The court’s decision is unclear on the “usual course” part of prong B.  In one part of the opinion, the court noted that the evidence is in dispute as to whether Northwestern Mutual “sells” insurance or not, but then seemingly concluded that the company does not “sell” insurance. But the decision is crystal clear on the “location-of- work” part of prong B, holding that Walfish did not “regularly report to any Northwestern office.”

Finally, as to prong C, which requires the defendant to establish that the individual “is customarily engaged in an independently established trade, occupation, profession or business,” the court found that Northwestern met its burden as to this prong as well.  In particular, the court found that Walfish operated his own business as a sole proprietorship, received income from about 20 different insurance companies, took tax deductions related to the operation of a business, and continued to operate his insurance business after his relationship with Northwestern Mutual ended.

Analysis and Takeaways

There are few IC misclassification cases that have stronger facts favoring IC status than the facts in this case – regardless of the test being used under federal or state law.  New Jersey’s ABC test is far more challenging for a company to meet than any federal test for IC status, and more challenging than any other state IC standards other than the test in Massachusetts (which has been interpreted to exclude real estate salespersons) and California (which is currently limited to so-called wage claims). In those two states, the B prong of their ABC tests is not a two-part “disjunctive” prong as noted above for New Jersey.  Rather, the IC test in those two states contains a prong B that has only one part:  it requires the company to prove that the service being provided by the worker in question is “outside the usual course of the [company’s] business.”

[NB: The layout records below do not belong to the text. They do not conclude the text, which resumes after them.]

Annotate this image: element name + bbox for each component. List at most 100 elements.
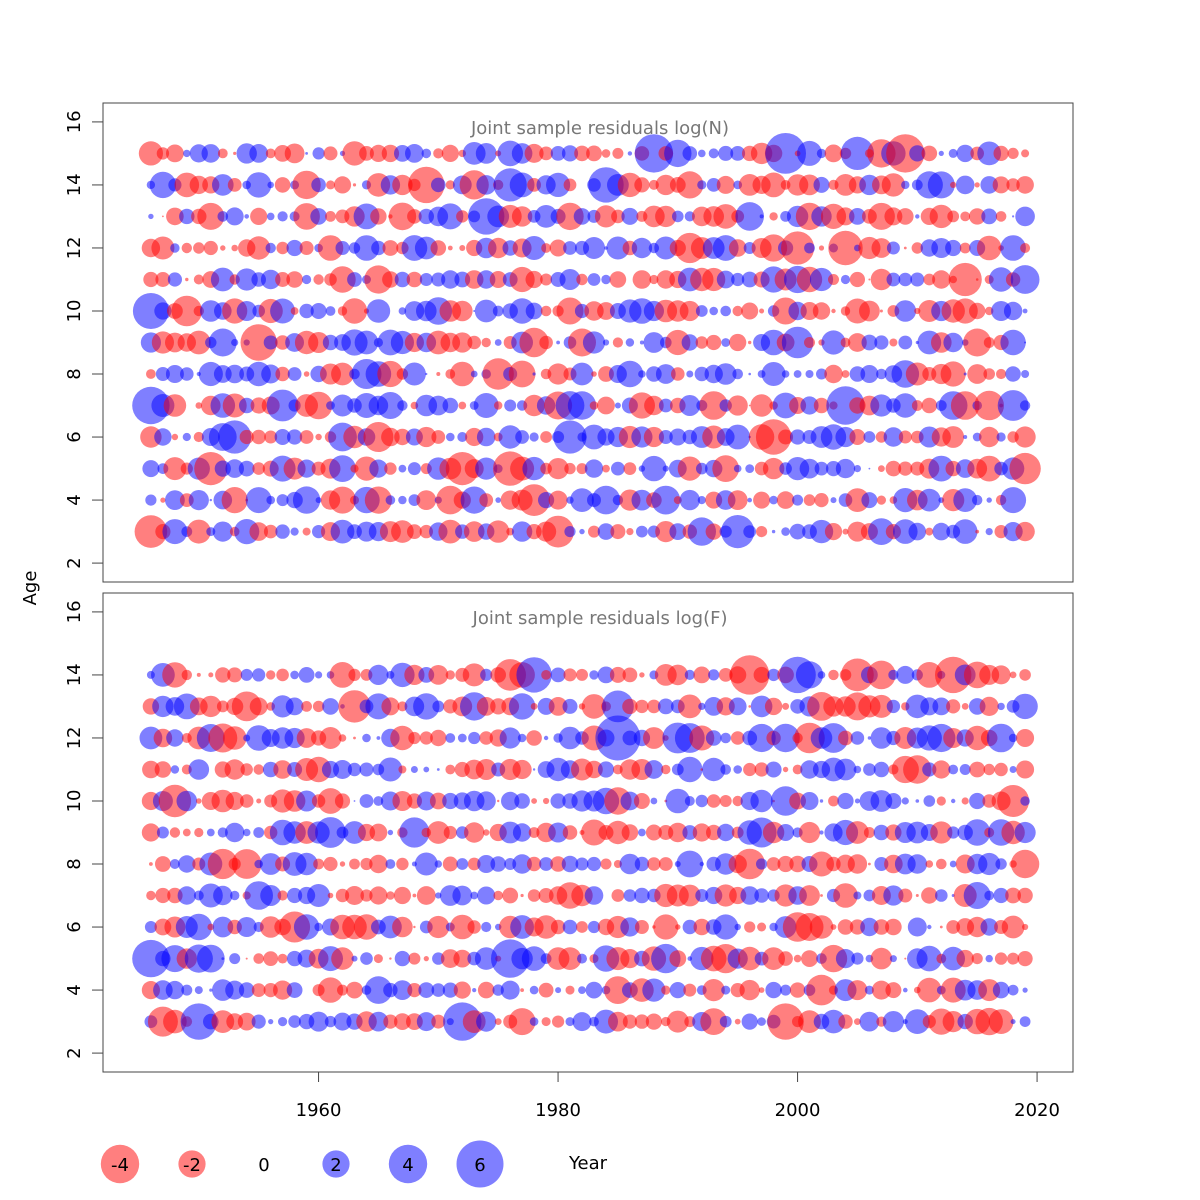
residual-bubble: [368, 664, 389, 686]
residual-bubble: [392, 980, 413, 1000]
residual-bubble: [658, 398, 673, 413]
residual-bubble: [687, 517, 716, 546]
residual-bubble: [627, 151, 633, 156]
residual-bubble: [392, 791, 413, 811]
residual-bubble: [853, 765, 862, 774]
residual-bubble: [964, 819, 991, 846]
residual-bubble: [132, 939, 170, 978]
residual-bubble: [388, 202, 417, 231]
residual-bubble: [460, 486, 488, 514]
residual-bubble: [828, 669, 839, 681]
residual-bubble: [943, 728, 964, 748]
residual-bubble: [251, 1014, 266, 1029]
residual-bubble: [939, 925, 943, 929]
residual-bubble: [1017, 951, 1033, 967]
residual-bubble: [539, 335, 553, 350]
residual-bubble: [499, 727, 521, 749]
residual-bubble: [886, 241, 900, 255]
residual-bubble: [452, 332, 473, 353]
residual-bubble: [721, 515, 755, 549]
residual-bubble: [286, 239, 303, 257]
residual-bubble: [792, 494, 804, 506]
residual-bubble: [227, 178, 242, 192]
residual-bubble: [720, 732, 731, 744]
residual-bubble: [515, 430, 529, 444]
residual-bubble: [432, 700, 445, 713]
residual-bubble: [359, 794, 374, 808]
residual-bubble: [419, 731, 433, 745]
residual-bubble: [266, 212, 275, 221]
residual-bubble: [274, 429, 291, 445]
residual-bubble: [354, 330, 379, 355]
residual-bubble: [916, 662, 943, 688]
residual-bubble: [337, 984, 348, 996]
residual-bubble: [1014, 821, 1036, 844]
residual-bubble: [574, 145, 590, 162]
residual-bubble: [304, 391, 333, 420]
residual-bubble: [539, 857, 553, 871]
residual-bubble: [888, 669, 899, 681]
residual-bubble: [672, 210, 684, 223]
residual-bubble: [160, 497, 166, 503]
residual-bubble: [997, 390, 1029, 421]
residual-bubble: [789, 855, 806, 873]
residual-bubble: [329, 266, 356, 293]
residual-bubble: [364, 976, 393, 1004]
residual-bubble: [917, 488, 941, 512]
residual-bubble: [295, 852, 318, 876]
residual-bubble: [275, 272, 291, 287]
residual-bubble: [668, 822, 688, 843]
residual-bubble: [898, 888, 913, 903]
residual-bubble: [369, 854, 388, 874]
residual-bubble: [961, 703, 969, 710]
residual-bubble: [600, 858, 612, 870]
residual-bubble: [676, 171, 704, 199]
residual-bubble: [853, 465, 862, 473]
residual-bubble: [720, 764, 731, 775]
residual-bubble: [886, 272, 901, 287]
residual-bubble: [885, 460, 902, 477]
residual-bubble: [1010, 265, 1040, 294]
residual-bubble: [508, 693, 536, 720]
residual-bubble: [861, 492, 878, 509]
residual-bubble: [994, 952, 1008, 965]
residual-bubble: [809, 915, 834, 939]
x-axis-title: Year: [568, 1153, 608, 1174]
residual-bubble: [1020, 796, 1030, 806]
residual-bubble: [679, 300, 700, 322]
residual-bubble: [778, 429, 794, 445]
residual-bubble: [398, 307, 407, 315]
residual-bubble: [678, 884, 701, 907]
residual-bubble: [845, 488, 870, 512]
residual-bubble: [249, 697, 268, 716]
residual-bubble: [339, 861, 346, 867]
residual-bubble: [586, 145, 602, 162]
residual-bubble: [682, 146, 698, 161]
residual-bubble: [378, 757, 403, 782]
residual-bubble: [497, 799, 500, 803]
residual-bubble: [669, 950, 687, 967]
residual-bubble: [622, 730, 638, 746]
residual-bubble: [702, 979, 725, 1002]
residual-bubble: [441, 144, 459, 162]
residual-bubble: [684, 1016, 696, 1028]
residual-bubble: [290, 307, 299, 315]
residual-bubble: [983, 337, 995, 348]
residual-bubble: [414, 236, 438, 260]
residual-bubble: [744, 921, 756, 933]
residual-bubble: [700, 1008, 728, 1035]
residual-bubble: [995, 858, 1007, 870]
residual-bubble: [639, 672, 645, 678]
residual-bubble: [529, 1017, 539, 1026]
residual-bubble: [905, 362, 929, 386]
residual-bubble: [324, 1015, 337, 1028]
residual-bubble: [313, 858, 324, 870]
residual-bubble: [748, 404, 751, 407]
residual-bubble: [525, 270, 543, 289]
residual-bubble: [377, 360, 404, 388]
residual-bubble: [641, 455, 667, 482]
residual-bubble: [840, 136, 875, 170]
residual-bubble: [868, 862, 871, 866]
residual-bubble: [679, 489, 700, 511]
residual-bubble: [743, 762, 757, 777]
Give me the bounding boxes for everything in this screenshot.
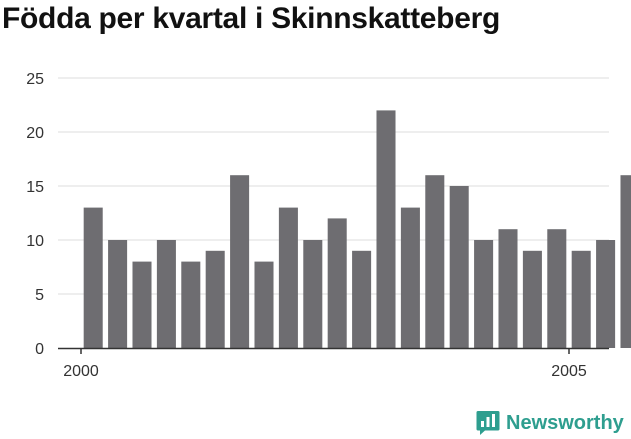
bar [498,229,518,348]
chart-title: Födda per kvartal i Skinnskatteberg [2,2,500,35]
bar [132,261,152,348]
bar [156,240,176,348]
x-tick-label: 2000 [63,363,99,380]
bar [205,250,225,348]
bar [376,110,396,349]
y-tick-label: 10 [26,233,44,250]
bar [425,175,445,348]
bar [547,229,567,348]
bar [83,207,103,348]
bars [83,110,631,349]
y-tick-label: 25 [26,71,44,88]
bar [449,186,469,348]
bar [474,240,494,348]
y-axis-labels: 0 5 10 15 20 25 [26,71,44,358]
bar [522,250,542,348]
bar [278,207,298,348]
x-axis-labels: 200020052010201520202025 [63,363,587,380]
brand-name: Newsworthy [506,411,624,434]
bar [108,240,128,348]
bar-chart-speech-bubble-icon [476,411,500,435]
bar [327,218,347,348]
y-tick-label: 5 [35,287,44,304]
y-tick-label: 0 [35,341,44,358]
bar [352,250,372,348]
x-axis-ticks [80,348,570,354]
y-tick-label: 15 [26,179,44,196]
bar [181,261,201,348]
bar [571,250,591,348]
bar [620,175,631,348]
bar [230,175,250,348]
y-tick-label: 20 [26,125,44,142]
bar [303,240,323,348]
bar [254,261,274,348]
bar [596,240,616,348]
newsworthy-logo: Newsworthy [476,408,624,438]
x-tick-label: 2005 [551,363,587,380]
bar [400,207,420,348]
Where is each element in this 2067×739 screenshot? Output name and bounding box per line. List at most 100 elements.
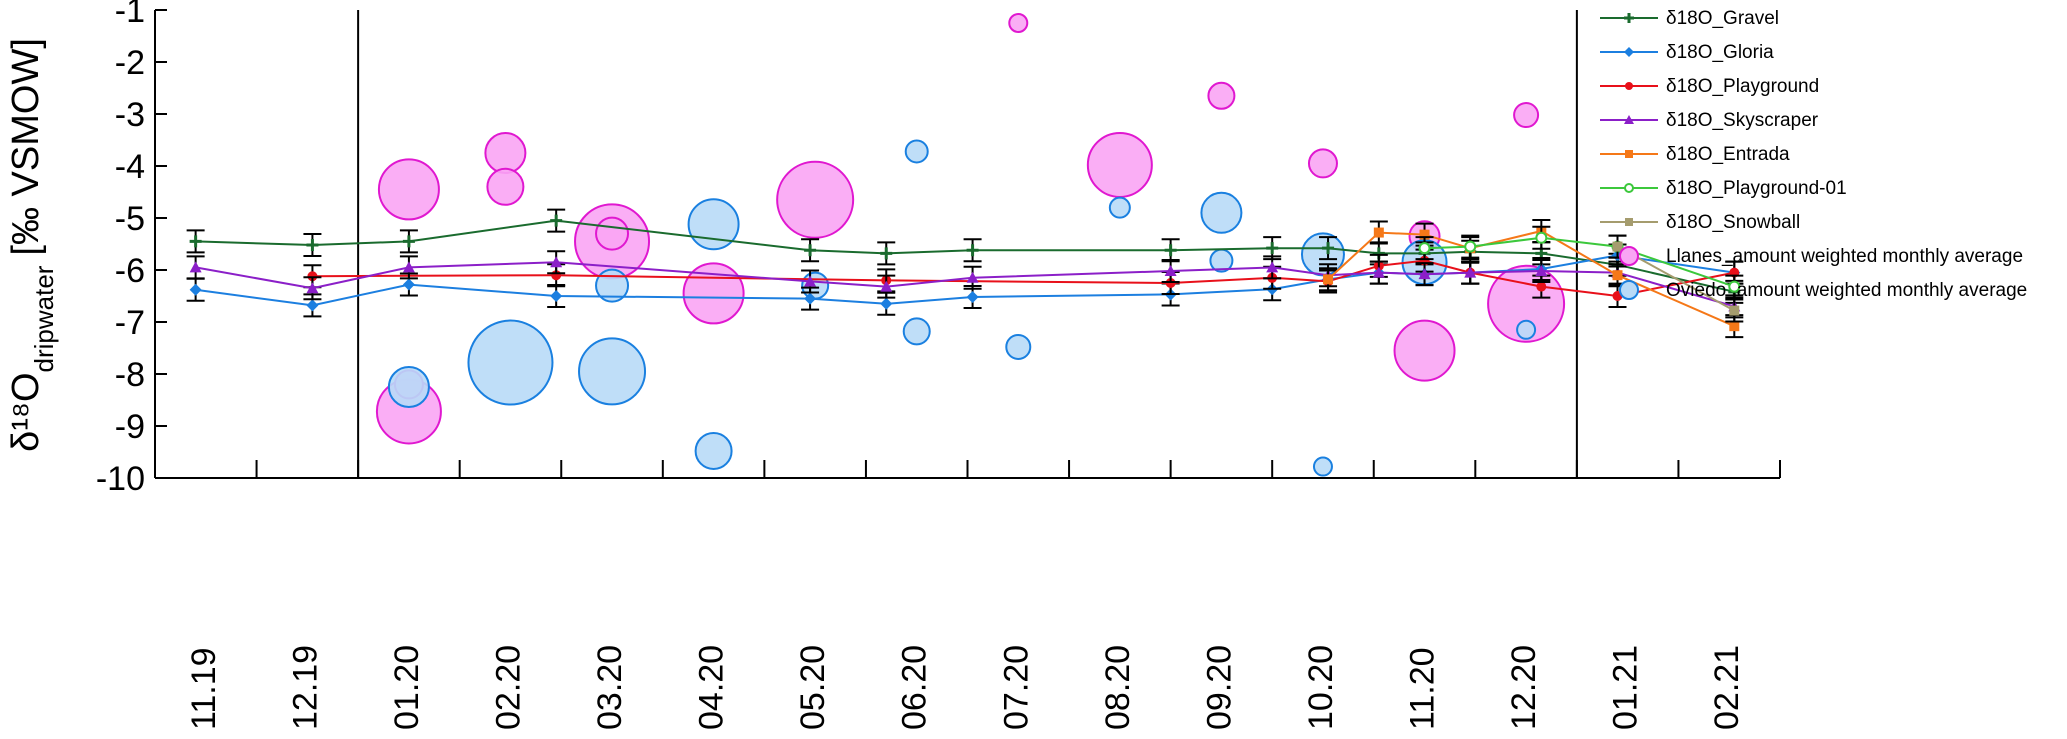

Even though the ABC tests in Massachusetts and California are the most employee-friendly in the U.S., there are legitimate ways to maintain an IC business model in those states, other than by reclassifying ICs as employees.

In the Northwestern Mutual case, the federal court may well have decided the “usual course” factor was satisfied when it seemingly held that Northwestern did not “sell” insurance.  But, there is some question whether California or Massachusetts, or for that matter other states with a similar ABC test, would follow the same form of logic that Judge Martini did to determine if the insurance agent performed services outside of the usual course of the company’s business; that is, determining if Northwestern (like Walfish) actually “sells” insurance.  The judge’s analysis and reasoning makes perfect sense. Unfortunately, courts in other states have applied their ABC tests in ways that defy common sense.

So, what should a company in the insurance business (or a company in any other industry) do to best minimize these types of lawsuits and maximize their chances of success if they are sued for IC misclassification?  Instead of simply hoping that the plaintiff’s factual allegations are as weak as they were in the Northwestern Mutual case, many companies have resorted to a process such as IC Diagnostics™, which enhances compliance with IC laws by restructuring, re-documenting, and re-implementing their IC relationships in a customized and sustainable manner without any change in a company’s business strategy or business model.  Where the company is in the insurance industry, the process should be keyed to federal and state regulatory requirements.